Rishi Sunak and Jeremy Hunt, successors to Truss and Kwarteng, face an uphill task rebuilding trust with business leaders and voters following the most tempestuous few months in a generation.
I think there are several issues that businesses and employees will be looking to see addressed in the Autumn Statement.
Starting with business, the increase in the corporation tax rate from 19 to 25 per cent has already been confirmed. It’s expected to raise somewhere around £18 billion additional tax annually. The actual rate payable is tapered, meaning only those companies with taxable profits of £250,000 or more will pay the full 25 per cent.
This will provide some relief for smaller businesses, but questions remain about the overall effectiveness of this measure. Given that privately-owned businesses are a key engine of economic growth and wealth creation, there’s little doubt that an increased tax burden will impinge on their ability to invest and create employment.
Business leaders will therefore be looking for measures to counteract this, including perhaps additional reliefs for capital expenditure, and greater clarity on the tax regimes for innovation such as R&D tax credits.
Secondly, and now that Rishi Sunak finally has the keys to No 10, concerns have been raised about potential increases in employment taxes, specifically national insurance contributions. Whereas Kwasi Kwarteng cancelled the widely disliked Health & Social Care Levy, few will have failed to notice that its chief architect, Sunak, is now back in a position to reinstate a flagship policy he designed while chancellor under Boris Johnson.

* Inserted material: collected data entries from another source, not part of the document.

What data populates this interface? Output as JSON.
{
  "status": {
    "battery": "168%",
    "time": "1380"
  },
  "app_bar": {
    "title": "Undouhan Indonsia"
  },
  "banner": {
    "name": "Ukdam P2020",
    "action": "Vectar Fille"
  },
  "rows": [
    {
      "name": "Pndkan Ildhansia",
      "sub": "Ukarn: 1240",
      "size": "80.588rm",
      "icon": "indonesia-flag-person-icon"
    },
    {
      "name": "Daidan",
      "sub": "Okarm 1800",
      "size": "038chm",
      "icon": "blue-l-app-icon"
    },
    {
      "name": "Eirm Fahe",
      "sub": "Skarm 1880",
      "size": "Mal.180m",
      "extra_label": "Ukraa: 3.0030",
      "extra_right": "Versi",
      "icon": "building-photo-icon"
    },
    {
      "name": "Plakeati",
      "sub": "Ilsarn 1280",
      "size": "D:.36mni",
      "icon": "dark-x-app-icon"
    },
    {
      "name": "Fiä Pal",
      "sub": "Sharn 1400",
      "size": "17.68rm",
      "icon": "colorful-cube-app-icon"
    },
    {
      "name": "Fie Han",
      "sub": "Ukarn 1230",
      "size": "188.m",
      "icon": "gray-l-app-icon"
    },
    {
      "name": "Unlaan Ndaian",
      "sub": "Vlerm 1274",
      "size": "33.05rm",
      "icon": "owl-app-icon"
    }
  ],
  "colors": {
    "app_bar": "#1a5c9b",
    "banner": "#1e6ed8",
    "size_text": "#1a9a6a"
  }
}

And let’s not forget that Sunak pushed the original measure through in the face of stiff opposition from all sides of the Conservative Party, not to mention business leaders and employees. Hopefully he will have taken on board some of the original concerns, but it’s difficult to predict where this will go, given the hole in the public finances which needs filling. However, business leaders and employees will be hoping he looks elsewhere, rather than further taxing employment.
Thirdly, people are starting to notice the impact of ‘fiscal drag’. This describes the situation where incomes increase but tax allowances – such as the annual personal allowance that all taxpayers have – do not keep track. This is particularly the case in the high inflation world we are in, where upwards pressure on wages does not necessarily translate into more money in people’s pockets, because more of their income is subject to tax at higher rates. So, anything that Sunak and chancellor Jeremy Hunt can do to increase such allowances will be very welcome.
However, the reality is that we should not be holding our breath for any tax giveaways, for a number of reasons. To begin with, the markets reacted very badly to Kwarteng’s rash mini-budget, and Sunak and Hunt will be keen to avoid a similar debacle.
Perhaps of equal relevance is the fact that, whereas Hunt is an unknown quantity in fiscal terms, his new boss in No 10 has placed himself firmly on the tax-and-spend fringe of the Conservative movement. To hope that he will change his position now that he has the keys to power is wishful thinking.
That said, whatever the detail behind the policy statements on November 17, and whatever Sunak’s fiscal instincts, business leaders will hope he and Hunt can bring the stability and sensible leadership, which is now needed, especially given the economic headwinds we face.